The nodes are mostly connected to Science DMZ with 10G-100G speeds. To utilize this speed, they should support jumbo frames (9000 MTU) to all other nodes in the cluster. Also ScienceDMZ assumes the nodes are sitting close to the border router, outside of firewalls and ACLs that significantly lower connection speed and also add restrictions that can make a node unusable to us.

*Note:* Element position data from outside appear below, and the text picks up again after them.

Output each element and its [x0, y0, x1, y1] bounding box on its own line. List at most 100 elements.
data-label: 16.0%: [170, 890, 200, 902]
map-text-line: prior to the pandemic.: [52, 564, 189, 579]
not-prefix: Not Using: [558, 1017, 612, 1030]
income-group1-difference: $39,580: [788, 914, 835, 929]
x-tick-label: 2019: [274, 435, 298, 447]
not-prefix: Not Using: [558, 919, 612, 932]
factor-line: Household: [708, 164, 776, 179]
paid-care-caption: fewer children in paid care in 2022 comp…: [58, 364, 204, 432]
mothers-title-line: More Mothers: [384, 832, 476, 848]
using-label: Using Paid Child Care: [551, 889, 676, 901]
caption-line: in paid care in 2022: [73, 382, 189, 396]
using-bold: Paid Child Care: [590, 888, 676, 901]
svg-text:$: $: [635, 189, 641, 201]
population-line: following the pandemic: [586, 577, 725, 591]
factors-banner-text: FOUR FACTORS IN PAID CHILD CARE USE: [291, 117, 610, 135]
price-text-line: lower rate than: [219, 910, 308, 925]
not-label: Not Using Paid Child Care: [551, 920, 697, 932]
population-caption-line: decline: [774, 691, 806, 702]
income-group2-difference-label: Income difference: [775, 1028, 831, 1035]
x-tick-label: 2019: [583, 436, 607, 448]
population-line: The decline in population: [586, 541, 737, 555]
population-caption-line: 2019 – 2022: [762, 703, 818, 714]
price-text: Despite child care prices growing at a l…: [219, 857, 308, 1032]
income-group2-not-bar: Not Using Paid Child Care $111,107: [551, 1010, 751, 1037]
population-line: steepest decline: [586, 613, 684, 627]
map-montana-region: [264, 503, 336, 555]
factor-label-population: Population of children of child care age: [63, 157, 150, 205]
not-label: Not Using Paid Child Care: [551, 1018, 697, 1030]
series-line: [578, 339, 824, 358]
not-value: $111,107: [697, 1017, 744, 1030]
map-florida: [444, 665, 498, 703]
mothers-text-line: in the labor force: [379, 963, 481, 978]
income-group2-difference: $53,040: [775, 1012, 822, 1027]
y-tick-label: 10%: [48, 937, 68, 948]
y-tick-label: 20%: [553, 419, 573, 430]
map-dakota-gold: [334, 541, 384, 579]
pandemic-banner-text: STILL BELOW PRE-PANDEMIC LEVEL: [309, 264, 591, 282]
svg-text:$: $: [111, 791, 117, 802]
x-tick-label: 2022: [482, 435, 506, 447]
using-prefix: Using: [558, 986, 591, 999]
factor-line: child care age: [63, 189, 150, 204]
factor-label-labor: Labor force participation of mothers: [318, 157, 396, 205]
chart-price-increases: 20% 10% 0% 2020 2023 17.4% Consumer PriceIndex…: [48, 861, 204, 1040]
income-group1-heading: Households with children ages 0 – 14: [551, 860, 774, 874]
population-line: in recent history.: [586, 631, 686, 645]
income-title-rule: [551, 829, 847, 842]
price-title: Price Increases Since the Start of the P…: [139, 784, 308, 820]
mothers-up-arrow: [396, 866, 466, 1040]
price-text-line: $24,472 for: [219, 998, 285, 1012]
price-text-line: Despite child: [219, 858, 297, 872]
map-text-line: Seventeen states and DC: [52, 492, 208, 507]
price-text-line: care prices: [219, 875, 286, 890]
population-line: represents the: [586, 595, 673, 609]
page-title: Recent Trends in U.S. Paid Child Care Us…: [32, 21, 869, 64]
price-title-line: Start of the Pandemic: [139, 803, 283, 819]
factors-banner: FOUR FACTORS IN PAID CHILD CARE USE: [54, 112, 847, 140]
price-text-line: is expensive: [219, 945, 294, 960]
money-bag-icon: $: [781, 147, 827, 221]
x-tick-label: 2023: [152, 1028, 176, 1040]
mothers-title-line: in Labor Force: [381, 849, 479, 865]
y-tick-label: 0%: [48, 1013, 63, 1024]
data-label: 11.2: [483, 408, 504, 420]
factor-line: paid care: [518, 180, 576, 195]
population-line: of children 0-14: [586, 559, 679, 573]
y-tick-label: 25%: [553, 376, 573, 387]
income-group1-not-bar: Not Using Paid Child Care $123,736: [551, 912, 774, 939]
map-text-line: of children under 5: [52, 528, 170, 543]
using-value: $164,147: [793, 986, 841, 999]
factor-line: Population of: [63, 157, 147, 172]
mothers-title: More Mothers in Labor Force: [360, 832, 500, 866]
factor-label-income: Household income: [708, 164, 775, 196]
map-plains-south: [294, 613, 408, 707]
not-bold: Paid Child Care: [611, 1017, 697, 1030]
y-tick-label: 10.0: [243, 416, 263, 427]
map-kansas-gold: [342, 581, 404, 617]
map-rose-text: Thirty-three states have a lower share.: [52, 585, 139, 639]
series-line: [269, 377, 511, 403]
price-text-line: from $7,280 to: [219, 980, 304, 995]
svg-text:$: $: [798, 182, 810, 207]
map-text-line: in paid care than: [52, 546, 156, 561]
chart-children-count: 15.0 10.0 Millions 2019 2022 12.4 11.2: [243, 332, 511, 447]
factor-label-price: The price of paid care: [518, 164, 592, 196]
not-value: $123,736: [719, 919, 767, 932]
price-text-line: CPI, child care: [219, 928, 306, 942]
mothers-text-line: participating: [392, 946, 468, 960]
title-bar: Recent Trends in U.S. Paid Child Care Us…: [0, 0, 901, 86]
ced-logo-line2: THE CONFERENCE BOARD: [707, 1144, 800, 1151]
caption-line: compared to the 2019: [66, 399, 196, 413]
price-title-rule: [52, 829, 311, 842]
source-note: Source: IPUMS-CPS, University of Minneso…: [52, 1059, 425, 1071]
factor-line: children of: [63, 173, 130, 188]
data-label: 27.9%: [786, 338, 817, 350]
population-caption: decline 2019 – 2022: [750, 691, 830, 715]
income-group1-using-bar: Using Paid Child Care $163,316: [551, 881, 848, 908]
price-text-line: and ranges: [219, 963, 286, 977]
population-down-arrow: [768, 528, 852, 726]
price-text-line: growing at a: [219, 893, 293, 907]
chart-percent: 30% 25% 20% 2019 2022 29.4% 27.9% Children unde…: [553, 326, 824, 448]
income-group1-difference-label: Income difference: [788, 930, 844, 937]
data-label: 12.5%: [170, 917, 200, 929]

Kubernetes is building a virtual (overlay) network on top of physical network, which makes all nodes see each other directly vis established TCP (IPIP) tunnels. Also many services are using ports on nodes. Because we have so many locations, we can’t work with each campus to handle the network policy for us. Instead, we ask the local admins to open the node completely to the world, and use the cluster-wide Network Policies provided by calico network plugin to handle the firewall.
Calico Network Policies
Calico is the network plugin we use for Kubernetes. It provides the GlobalNetworkPolicy resource to manage the preNAT network policy on hosts in a way that allows us to protect the hosts from the world, while still allowing all needed connectivity between the hosts. With some exceptions, hosts will have a few ports and ICMP open to the world, and only allow full connectivity between the cluster hosts defined by our networkset. Because the cluster is constantly changing, it’s not possible to manage the local university policies by sending emails to each admin, and central management is the only way that works.
You can review the current policy applied to the cluster. It adds the IPTables rules to the nodes to filter the incoming traffic, additional to multiple other rules that kubernetes uses to route packets between hosts. This is often incompatible with manual iptables rules or firewalld enabled on the node, and because of that we ask to turn those off.